- Horse Racing
Sir Henry Cecil dies aged 70
Legendary racehorse trainer Sir Henry Cecil has passed away at the age of 70 following a lengthy battle with cancer.
A statement on Cecil's website read: "It is with great sadness that Warren Place Stables confirms the passing of Sir Henry Cecil earlier this morning.
"Following communication with the British Horseracing Authority, a temporary licence will be allocated to Lady Cecil.
"No further update is anticipated this afternoon. Any media enquiries should be directed to Tony Rushmer."
Ian Balding was a contemporary of Cecil through the 70s, 80s and 90s and he paid tribute, saying: "It is terribly sad. It is the end of an era, he was the greatest trainer of our time.
"Henry had an affinity and a love of horses that was more obvious than with any other trainer, particularly with the fillies. He trained eight Oaks winners and six 1000 Guineas. It is just phenomenal.
"He had some great horses, too many for me to mention them all. All the great jockeys rode for him. Steve Cauthen I particularly remember, Lester Piggott, Joe Mercer, Pat Eddery, Kieren Fallon - all champion jockeys.
"It is the passing of a genius."
Cecil was diagnosed with stomach cancer in 2006 and despite the illness he continued to send out winners from his Warren Place yard.
Sir Henry Cecil's Classic roll of honour
- 1000 Guineas - 1979, 1981, 1985, 1996, 1997, 1999
2000 Guineas - 1975, 1976, 2011
Oaks - 1985, 1988, 1989, 1996, 1997, 1999, 2000, 2007
Derby - 1985, 1987, 1993, 1999
St Leger - 1980, 1985, 1987, 1989
In his final years Cecil arguably unearthed his greatest horse, as Frankel was sent to him by owner Prince Khalid Abdullah.
Frankel went on to rewrite the record books on the track, winning all 14 of his races and being rated the highest thoroughbred in the world.
Cecil, who was knighted in 2011, took out a training licence in 1969 and went on to become one of the finest trainers for the next three decades.
From the late-1990s, Cecil suffered a slump in his training fortunes and between July 2000 and October 2006, Cecil failed to train a winner in any Group One race.
In 2007, he won the Oaks with Light Shift and it sparked a stunning comeback - which culminated in saddling the great Frankel - who was one of a record 75 Royal Ascot winners for Cecil.
Cecil won the trainers' championship on 10 occasions and trained four Derby winners (Slip Anchor, Reference Point, Commander In Chief and Oath).

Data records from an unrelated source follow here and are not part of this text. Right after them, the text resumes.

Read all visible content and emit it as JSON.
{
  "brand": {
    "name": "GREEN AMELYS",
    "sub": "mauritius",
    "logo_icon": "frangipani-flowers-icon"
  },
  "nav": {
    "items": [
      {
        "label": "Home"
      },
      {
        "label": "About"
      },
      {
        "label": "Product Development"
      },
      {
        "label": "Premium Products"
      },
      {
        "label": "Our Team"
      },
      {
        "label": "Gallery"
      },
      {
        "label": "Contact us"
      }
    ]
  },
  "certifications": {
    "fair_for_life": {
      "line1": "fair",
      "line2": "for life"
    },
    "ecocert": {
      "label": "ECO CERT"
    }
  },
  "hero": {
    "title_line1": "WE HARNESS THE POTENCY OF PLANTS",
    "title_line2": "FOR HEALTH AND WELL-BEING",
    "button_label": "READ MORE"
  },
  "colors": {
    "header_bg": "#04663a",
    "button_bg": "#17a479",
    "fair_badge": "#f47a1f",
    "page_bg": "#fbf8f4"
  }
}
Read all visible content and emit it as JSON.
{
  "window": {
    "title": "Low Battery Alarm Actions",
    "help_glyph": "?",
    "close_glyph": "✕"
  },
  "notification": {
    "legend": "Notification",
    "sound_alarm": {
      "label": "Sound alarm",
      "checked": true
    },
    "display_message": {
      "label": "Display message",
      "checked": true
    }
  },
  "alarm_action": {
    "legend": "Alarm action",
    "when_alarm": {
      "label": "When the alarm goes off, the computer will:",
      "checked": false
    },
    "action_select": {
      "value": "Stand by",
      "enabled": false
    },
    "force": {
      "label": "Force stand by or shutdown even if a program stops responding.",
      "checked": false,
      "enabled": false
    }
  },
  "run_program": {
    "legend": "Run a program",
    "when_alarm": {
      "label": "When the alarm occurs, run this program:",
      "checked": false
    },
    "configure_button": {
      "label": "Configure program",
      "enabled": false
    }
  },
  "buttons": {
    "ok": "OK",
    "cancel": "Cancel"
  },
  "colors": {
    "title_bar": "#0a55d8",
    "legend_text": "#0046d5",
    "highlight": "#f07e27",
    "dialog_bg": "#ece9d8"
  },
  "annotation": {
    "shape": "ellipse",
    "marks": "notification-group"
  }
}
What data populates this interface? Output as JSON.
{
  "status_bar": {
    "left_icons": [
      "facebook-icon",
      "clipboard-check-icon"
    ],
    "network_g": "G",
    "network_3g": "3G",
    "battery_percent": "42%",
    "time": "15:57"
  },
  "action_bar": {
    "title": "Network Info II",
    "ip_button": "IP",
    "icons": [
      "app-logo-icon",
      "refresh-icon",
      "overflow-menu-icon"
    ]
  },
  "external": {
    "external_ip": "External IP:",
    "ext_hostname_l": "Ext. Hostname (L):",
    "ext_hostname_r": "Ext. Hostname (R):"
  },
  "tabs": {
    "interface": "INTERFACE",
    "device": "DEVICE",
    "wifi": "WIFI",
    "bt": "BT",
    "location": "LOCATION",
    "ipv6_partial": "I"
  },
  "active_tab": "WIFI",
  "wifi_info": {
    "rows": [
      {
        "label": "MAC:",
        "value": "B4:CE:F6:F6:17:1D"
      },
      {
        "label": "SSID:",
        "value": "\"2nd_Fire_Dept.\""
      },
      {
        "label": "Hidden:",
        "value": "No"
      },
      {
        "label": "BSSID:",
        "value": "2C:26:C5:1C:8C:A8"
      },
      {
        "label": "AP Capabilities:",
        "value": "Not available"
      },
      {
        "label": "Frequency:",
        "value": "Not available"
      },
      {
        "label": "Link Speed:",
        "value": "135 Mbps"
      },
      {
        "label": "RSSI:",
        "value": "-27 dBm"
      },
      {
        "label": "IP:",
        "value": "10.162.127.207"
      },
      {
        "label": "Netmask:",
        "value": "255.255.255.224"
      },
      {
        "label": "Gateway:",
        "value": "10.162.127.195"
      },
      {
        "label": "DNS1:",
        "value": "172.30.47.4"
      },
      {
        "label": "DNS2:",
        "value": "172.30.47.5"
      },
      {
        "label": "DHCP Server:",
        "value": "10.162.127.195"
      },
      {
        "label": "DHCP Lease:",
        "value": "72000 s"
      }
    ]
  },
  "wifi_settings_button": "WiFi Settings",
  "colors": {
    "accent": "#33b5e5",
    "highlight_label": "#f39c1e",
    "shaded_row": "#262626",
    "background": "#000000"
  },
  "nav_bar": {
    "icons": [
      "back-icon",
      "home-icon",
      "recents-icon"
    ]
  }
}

He also won 21 other British Classics as well as a string of top-class races all over the globe.
Frankel's stunning all-the-way eight-length success in the 2000 Guineas provided Cecil with his 25th and final Classic - 36 years after his first when Bolkonski sprang a 33/1 shock in the 1975 2000 Guineas.
Steve Cauthen rode for Cecil in a golden period for the trainer in the 1980s - partnering the likes of Slip Anchor and Reference Point and he paid trubite to the trainer's genius.
"He was such a great guy - different, special, a genius," Cauthen said. "We had six great years together. The first year we had an amazing run when Slip Anchor won the Derby and Oh So Sharp won the Triple Crown for fillies. There were many others - Old Vic who won the French and Irish Derby, Reference Point, Indian Skimmer - there were so many of them.
"He had a great sense of humour. He was a super intelligent guy and really knew how to place his horses.
"He tried to have fun. The atmosphere during most of the time I was up at Warren Place was just fantastic. It was all due to him. It was a team effort but everyone looked to him. He was the one making decisions about where to run the horses.
"The way he trained was great and the way he placed them was fantastic. He was a special trainer.
"He went through a rough patch but he came back. To have a horse like Frankel and finish off his career when he wasn't in great health was incredible. He did a perfect job in making Frankel the horse he was."